Viajar es introducir una bocanada de aire fresco en nuestras vidas para renovarnos.
Viajar es sinónimo de liberación de nuestras obsesiones, tics, manías y objetos del paisaje más familiar de nuestra existencia, al que asociamos la neurosis de cada día. De ahí que viajar es introducir una bocanada de aire fresco en nuestras vidas para renovarnos.
El viaje es, pues, algo más que escapar, recargar las baterías físicas y psicológicas a fin de redoblar nuestra dedicación al trabajo cuando regresemos. Irse de vacaciones no tiene por qué ser una forma de alimentar el círculo de trabajo-descanso-trabajo. Porque viajar implica la posibilidad de romper este círculo, de cambiar.

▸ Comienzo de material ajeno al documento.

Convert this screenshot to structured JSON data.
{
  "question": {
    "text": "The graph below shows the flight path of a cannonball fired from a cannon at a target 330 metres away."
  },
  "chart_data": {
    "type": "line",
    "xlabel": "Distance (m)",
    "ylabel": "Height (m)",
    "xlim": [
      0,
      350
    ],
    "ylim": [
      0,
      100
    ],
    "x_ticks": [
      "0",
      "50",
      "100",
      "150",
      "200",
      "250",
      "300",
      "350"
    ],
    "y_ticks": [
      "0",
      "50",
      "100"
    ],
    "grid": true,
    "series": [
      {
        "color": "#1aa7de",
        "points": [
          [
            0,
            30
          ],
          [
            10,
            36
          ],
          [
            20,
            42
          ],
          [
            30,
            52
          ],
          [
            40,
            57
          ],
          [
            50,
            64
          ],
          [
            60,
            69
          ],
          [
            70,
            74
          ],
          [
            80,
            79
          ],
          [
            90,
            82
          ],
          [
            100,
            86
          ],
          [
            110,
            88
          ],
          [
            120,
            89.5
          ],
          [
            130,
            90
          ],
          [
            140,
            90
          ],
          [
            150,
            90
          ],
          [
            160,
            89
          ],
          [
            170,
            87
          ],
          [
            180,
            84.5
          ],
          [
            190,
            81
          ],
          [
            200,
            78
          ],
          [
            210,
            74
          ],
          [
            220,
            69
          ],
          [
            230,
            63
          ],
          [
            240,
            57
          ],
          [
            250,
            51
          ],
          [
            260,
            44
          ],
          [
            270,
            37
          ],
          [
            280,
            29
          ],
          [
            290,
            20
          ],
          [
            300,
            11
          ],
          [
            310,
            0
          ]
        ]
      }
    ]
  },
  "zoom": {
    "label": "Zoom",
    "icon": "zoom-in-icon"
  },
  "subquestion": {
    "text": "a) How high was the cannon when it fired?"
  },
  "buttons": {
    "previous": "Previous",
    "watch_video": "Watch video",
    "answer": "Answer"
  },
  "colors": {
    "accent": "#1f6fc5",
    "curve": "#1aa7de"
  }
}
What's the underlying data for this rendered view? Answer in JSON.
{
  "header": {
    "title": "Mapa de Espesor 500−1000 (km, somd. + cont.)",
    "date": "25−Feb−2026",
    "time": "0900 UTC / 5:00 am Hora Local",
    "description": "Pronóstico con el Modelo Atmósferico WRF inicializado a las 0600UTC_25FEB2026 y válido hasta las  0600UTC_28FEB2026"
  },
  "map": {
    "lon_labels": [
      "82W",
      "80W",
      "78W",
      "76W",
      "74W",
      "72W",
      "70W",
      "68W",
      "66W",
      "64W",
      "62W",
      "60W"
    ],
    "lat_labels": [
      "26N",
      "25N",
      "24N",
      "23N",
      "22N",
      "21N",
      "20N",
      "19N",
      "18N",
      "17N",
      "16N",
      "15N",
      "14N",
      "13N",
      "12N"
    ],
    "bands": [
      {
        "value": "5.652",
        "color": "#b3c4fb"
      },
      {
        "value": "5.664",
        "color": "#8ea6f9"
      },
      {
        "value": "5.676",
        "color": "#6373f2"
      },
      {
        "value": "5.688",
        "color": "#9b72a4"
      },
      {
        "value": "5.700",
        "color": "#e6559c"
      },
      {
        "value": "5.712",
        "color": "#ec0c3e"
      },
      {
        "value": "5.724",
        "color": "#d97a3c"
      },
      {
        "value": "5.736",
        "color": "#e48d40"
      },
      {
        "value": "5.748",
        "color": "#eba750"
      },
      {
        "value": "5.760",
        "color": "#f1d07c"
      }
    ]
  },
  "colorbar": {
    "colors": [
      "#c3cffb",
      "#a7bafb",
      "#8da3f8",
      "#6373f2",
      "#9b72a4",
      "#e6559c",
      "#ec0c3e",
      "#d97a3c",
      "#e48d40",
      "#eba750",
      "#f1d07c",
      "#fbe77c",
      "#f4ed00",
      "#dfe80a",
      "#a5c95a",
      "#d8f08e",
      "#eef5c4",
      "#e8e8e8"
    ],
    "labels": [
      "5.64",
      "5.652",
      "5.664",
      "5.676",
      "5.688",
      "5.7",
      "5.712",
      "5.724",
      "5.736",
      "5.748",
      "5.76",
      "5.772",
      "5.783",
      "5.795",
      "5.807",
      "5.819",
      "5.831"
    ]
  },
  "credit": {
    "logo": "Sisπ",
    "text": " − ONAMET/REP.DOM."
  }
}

La experiencia turística puede emerger nuestra cara oculta, ya que viajar es dejarse llevar por el atractivo de lo nuevo, renunciar un poco a la tediosa seguridad cotidiana y asumir riesgos, dar luz verde a la fantasía, embarcarse en la aventura… Viajar implica cambiar de actitud: se agudiza la curiosidad, se abren las ventanas de los sentidos y nos volvemos mucho más receptivos a todo lo nuevo. Viajar significa, sobre todo, la posibilidad de cambiar de conducta.
Viajar es descubrir nuevas gentes, explorar nuevas tierras, significa también el descubrimiento y la exploración de nuevas parcelas de uno mismo. La psicología moderna ha considerado la conducta como la respuesta a los estímulos del medio ambiente, lo que equivale a dar nuevas respuestas a nuestro comportamiento. Paisajes insólitos, obras de arte, caras desconocidas… nos permiten descubrir otros resortes personales, hacer sonar teclas de uno mismo que tal vez nunca habíamos escuchado.
Las motivaciones del viaje.
Uno de los aspectos que más ha interesado en las investigaciones empíricas sobre la forma de comportarse del turista ha sido el análisis de las motivaciones del viaje. Obras como Psicología social del comportamiento turístico, de Philip Pearce, han descrito una variedad de trabajos que se preguntan por las razones que impulsan a emprender este tipo de viaje.
En uno de los estudios se entregaron cuestionarios a diversos grupos de turistas preguntándoles qué les gustaba más del viaje y básicamente se mencionaban tres motivos: fisiológicos (clima agradable, confort y buena comida), sociales (reunirse con familiares y amigos, conocer gente nueva y obtener prestigio) y personales. Se observó que las ciudades y los ambientes artificiales satisfacían las necesidades fisiológicas y de relación social, mientras que las experiencias personales se daban más en el contacto con la naturaleza. Los turistas de mayor edad ponían más énfasis en estas últimas.
Analizando las conductas que llevan a la autorrealización, el psicólogo Abraham Maslow encontró un buen número de ellas, que podemos observar también en el turista típico: dejarse llevar por la fascinación de lo desconocido (perderse por las calles sinuosas de un barrio medieval), sumergirse completamente en la experiencia, ser capaz de quedar absortos en la contemplación de algo (el silencio de una montaña, un amanecer…). En definitiva, abandonarse a la vivencia de la naturaleza, al arte o a una conversación amistosa.
Los viajes constituyen un balón de oxígeno para las personas que están inmersas en una vorágine de trabajo y estrés; son una válvula de escape que rompe con la rutina diaria.
Pero también nos llevan a un conocimiento más profundo de uno mismo y a reconfortantes mejoras de la salud mental, además de darnos distracción y cultura.